The Jets sacked Ryan Tannehill four times, but it should have been six if not for a pair of crushing third-down defensive holding penalties. Bowles and Kacy Rodgers’ group added seven quarterback hits too to give folks on One Jets Drive some hope that maybe their pass rush will be viable.
“Obviously it’s good for us as a front, but it also obviously helps our secondary as well,” said outside linebacker Brandon Copeland, who had a sack and two quarterback hits last week. “It’s just trying to make sure that they know that we’re going to be a consistent force out there…. It’s more about showing the world that we’re going to be a consistent presence.
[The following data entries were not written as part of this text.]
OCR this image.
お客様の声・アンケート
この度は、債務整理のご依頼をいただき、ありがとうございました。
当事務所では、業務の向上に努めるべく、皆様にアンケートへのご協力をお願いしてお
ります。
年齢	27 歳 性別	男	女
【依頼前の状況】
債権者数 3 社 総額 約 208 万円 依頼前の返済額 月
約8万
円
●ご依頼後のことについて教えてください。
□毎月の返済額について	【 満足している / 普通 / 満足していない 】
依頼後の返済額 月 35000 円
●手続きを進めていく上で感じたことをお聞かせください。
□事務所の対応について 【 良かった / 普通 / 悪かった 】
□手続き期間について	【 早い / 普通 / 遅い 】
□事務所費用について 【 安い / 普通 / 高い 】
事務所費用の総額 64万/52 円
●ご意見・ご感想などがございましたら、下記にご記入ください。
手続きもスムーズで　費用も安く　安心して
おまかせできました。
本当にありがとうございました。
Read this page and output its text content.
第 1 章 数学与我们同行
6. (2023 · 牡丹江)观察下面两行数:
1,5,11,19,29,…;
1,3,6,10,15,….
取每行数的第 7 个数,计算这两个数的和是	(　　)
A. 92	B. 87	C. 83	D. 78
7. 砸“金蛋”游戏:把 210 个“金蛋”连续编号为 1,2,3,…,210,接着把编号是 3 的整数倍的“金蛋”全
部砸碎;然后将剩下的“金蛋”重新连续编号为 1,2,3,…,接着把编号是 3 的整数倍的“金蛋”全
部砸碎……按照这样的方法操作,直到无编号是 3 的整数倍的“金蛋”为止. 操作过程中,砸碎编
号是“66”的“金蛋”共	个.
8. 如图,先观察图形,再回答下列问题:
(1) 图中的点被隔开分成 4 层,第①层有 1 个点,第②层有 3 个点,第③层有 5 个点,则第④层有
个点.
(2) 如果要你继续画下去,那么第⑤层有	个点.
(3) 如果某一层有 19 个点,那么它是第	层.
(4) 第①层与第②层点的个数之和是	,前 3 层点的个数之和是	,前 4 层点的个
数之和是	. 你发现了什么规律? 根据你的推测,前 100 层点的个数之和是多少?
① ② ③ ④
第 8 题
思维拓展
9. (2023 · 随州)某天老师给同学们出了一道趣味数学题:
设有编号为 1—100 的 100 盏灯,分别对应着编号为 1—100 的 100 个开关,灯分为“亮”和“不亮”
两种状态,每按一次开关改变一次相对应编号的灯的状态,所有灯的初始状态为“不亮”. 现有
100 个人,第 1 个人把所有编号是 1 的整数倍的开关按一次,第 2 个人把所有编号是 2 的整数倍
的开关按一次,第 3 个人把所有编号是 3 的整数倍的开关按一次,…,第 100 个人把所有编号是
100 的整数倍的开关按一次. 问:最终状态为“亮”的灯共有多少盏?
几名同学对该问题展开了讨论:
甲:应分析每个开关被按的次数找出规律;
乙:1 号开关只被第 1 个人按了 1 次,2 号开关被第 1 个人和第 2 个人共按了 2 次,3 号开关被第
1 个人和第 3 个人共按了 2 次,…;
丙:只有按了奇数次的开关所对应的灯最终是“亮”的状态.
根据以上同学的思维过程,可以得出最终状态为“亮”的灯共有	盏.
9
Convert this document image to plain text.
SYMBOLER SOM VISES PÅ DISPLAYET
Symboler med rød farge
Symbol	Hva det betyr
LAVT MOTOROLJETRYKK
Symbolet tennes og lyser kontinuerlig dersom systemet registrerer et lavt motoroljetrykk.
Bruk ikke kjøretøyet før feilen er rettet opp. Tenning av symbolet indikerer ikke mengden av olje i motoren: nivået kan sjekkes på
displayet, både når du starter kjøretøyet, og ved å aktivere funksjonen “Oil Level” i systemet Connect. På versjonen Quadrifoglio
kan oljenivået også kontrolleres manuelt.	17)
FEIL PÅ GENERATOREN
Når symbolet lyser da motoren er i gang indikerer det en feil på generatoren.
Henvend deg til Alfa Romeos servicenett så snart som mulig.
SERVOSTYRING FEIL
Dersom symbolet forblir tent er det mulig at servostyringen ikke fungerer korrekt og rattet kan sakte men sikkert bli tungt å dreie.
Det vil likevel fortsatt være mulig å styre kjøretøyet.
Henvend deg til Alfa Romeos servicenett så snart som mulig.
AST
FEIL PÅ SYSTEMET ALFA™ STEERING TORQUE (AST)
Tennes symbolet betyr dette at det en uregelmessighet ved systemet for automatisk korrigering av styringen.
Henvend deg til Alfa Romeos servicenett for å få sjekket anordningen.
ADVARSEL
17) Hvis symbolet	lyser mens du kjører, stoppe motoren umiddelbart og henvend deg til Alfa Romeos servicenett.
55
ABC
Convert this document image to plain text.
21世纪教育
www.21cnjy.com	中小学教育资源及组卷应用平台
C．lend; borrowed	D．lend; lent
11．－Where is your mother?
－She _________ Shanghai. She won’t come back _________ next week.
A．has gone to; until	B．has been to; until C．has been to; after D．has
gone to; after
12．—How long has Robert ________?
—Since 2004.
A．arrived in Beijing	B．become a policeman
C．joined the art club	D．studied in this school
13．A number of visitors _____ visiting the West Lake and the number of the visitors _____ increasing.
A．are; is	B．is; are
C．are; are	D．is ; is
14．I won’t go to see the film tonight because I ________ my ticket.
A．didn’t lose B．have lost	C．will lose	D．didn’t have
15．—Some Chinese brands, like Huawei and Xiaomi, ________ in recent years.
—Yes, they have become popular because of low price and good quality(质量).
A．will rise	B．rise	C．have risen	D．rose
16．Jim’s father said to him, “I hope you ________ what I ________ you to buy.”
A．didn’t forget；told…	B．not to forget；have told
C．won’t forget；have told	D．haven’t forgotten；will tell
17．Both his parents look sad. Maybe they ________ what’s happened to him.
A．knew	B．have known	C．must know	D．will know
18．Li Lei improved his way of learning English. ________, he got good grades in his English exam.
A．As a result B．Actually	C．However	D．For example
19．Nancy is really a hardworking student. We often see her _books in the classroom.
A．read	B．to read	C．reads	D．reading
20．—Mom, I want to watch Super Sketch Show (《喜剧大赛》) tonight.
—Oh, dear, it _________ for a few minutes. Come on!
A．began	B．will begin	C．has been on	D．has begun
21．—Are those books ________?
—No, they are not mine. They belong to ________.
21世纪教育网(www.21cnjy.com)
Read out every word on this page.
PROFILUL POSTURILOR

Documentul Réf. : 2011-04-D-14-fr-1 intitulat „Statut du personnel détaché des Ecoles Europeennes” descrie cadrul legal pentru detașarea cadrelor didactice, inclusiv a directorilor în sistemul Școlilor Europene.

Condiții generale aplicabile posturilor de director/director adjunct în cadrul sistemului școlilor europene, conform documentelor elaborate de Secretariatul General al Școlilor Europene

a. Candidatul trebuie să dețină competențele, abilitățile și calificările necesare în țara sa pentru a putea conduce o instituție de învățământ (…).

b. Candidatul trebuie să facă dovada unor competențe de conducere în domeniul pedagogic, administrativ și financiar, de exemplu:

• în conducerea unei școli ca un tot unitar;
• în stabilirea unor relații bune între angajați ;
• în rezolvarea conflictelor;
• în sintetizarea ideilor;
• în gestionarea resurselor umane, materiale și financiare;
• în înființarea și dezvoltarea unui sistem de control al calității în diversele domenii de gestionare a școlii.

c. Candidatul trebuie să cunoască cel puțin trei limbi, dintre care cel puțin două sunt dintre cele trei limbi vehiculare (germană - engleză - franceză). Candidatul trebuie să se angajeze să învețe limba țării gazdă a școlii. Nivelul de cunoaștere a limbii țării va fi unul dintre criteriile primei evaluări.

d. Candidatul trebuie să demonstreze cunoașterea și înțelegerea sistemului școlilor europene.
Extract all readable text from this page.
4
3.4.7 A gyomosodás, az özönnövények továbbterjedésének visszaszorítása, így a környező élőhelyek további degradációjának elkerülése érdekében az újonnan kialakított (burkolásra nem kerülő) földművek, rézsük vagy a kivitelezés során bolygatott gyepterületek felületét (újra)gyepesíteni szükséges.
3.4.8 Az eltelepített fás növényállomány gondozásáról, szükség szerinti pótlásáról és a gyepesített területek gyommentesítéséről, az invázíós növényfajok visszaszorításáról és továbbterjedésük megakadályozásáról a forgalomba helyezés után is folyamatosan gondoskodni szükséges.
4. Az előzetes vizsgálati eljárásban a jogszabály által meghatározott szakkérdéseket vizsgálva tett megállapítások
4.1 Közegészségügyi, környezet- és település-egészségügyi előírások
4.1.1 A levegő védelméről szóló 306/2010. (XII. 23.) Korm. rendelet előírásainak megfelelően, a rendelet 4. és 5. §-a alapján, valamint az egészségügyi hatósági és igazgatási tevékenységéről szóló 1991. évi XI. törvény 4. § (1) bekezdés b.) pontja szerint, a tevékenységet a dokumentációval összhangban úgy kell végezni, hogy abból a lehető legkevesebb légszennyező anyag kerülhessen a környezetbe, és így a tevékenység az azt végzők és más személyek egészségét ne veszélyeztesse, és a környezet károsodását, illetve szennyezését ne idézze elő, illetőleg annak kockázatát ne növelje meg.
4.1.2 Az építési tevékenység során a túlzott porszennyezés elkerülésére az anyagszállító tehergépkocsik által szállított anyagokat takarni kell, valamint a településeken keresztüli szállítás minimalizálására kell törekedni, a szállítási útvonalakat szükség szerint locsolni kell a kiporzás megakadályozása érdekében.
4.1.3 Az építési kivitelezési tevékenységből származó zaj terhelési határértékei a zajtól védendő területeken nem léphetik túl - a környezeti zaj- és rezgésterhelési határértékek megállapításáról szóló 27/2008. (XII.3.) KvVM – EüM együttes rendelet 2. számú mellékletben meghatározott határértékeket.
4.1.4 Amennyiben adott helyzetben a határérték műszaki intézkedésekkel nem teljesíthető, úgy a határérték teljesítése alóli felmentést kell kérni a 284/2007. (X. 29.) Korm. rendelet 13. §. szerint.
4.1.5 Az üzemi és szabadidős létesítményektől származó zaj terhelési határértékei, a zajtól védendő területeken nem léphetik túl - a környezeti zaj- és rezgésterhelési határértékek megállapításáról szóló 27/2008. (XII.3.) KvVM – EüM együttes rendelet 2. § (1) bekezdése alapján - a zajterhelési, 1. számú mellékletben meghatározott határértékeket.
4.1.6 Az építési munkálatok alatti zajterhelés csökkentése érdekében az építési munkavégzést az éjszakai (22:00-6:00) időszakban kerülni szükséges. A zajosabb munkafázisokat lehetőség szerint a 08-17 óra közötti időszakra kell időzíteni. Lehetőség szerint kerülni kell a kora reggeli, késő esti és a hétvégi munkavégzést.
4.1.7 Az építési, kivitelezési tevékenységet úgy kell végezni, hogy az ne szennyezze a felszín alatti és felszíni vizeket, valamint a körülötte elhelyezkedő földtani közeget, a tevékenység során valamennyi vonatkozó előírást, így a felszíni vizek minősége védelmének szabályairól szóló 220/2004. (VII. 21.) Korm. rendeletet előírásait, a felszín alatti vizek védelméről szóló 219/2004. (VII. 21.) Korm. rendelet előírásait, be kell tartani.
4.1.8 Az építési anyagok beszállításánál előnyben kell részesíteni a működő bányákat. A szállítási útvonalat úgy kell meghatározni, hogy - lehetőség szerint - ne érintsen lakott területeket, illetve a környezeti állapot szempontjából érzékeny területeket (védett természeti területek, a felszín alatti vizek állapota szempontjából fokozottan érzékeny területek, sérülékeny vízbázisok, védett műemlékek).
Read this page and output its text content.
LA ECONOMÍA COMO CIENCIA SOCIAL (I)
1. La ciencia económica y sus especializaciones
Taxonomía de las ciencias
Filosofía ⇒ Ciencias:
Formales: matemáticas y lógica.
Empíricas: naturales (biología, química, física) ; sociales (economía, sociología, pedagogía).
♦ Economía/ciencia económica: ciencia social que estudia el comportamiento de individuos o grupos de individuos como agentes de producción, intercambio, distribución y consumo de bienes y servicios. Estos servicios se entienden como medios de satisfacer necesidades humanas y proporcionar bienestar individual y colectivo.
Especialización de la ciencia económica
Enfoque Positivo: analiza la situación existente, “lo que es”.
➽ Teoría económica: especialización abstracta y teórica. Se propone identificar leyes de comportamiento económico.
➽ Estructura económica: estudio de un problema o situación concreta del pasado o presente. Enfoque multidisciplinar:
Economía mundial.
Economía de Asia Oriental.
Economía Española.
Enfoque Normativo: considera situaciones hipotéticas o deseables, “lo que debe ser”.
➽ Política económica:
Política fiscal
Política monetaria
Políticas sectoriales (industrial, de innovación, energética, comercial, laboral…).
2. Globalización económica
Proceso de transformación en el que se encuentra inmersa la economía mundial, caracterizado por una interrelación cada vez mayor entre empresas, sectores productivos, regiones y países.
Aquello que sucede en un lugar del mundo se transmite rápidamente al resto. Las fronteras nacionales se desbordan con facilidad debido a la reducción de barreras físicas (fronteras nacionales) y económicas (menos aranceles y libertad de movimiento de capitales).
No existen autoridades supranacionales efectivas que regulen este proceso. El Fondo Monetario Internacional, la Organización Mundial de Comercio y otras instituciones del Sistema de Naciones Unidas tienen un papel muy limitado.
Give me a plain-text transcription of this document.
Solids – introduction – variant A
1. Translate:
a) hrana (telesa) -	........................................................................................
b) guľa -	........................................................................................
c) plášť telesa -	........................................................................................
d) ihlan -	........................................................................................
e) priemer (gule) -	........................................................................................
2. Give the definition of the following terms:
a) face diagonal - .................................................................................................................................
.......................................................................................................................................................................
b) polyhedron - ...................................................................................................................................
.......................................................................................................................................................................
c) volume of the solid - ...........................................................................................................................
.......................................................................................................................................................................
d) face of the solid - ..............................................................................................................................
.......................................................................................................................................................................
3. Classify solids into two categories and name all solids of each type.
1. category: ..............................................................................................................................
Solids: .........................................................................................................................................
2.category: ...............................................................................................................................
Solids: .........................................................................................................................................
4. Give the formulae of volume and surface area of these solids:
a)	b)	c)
And it’s not just a one-game or one-time thing.”
Time will tell what Bowles and Rodgers, whose unit faces another tough challenge against new Browns dual-threat quarterback Tyrod Taylor on Thursday, can reasonably get from this group.
But this seems clear: Effort won’t be lacking.
Copeland, signed primarily for his special teams prowess, has been showed promising signs through the first two weeks in Josh Martin’s absence. The veteran’s second sack against Miami was wiped out due to penalty. Undrafted rookie Frankie Luvu also recorded a quarterback hit against the Dolphins.
Nobody is expecting miracles, but it sure would help matters if the Jets get some semblance of a pass rush this season. Veteran defensive lineman Henry Anderson, acquired this offseason from the Colts for a seventh-rounder, has made an immediate impact with four pressures in Week 1, including one that forced a pick-six and a sack last week.
“That’s one of the more important parts of every game,” Anderson said of generating consistent heat on quarterbacks. “A good pass rush can change the game in your favor. You’ve seen it from some of the better pass rushers in the league… how the game can turn in that teams favor just by them demanding double teams and forcing the quarterback to get rid of the ball before he wants. So, it makes the DBs lives a lot easier by forcing the quarterback to make quicker decisions. It’s a huge part of the game. So hopefully we can continue to improve.”
Although the Jets showed good signs in Week 2, there’s still plenty of room for improvement. Despite all the sacks and hits, Dolphins quarterback Ryan Tannehill got the last laugh with a 3rd and 19 conversion in the face of a blitz late in the game that sealed the victory.
“We didn’t put enough (pressure) on him,” Bowles said of his defense’s performance in the loss. “They ran the ball and (he) got some runs here and there. (Passing) yards were low, but there were still some plays that we have to make that we should have made.”
Said Anderson: “I thought we did a decent job. But there’ still certain plays we wish could have done better.”
For all the praise heaped on the Jets secondary, it won’t matter if quarterbacks have ample time to survey the landscape in the pocket. The Week 2 loss was promising and frustrating given how it played out in crunch time.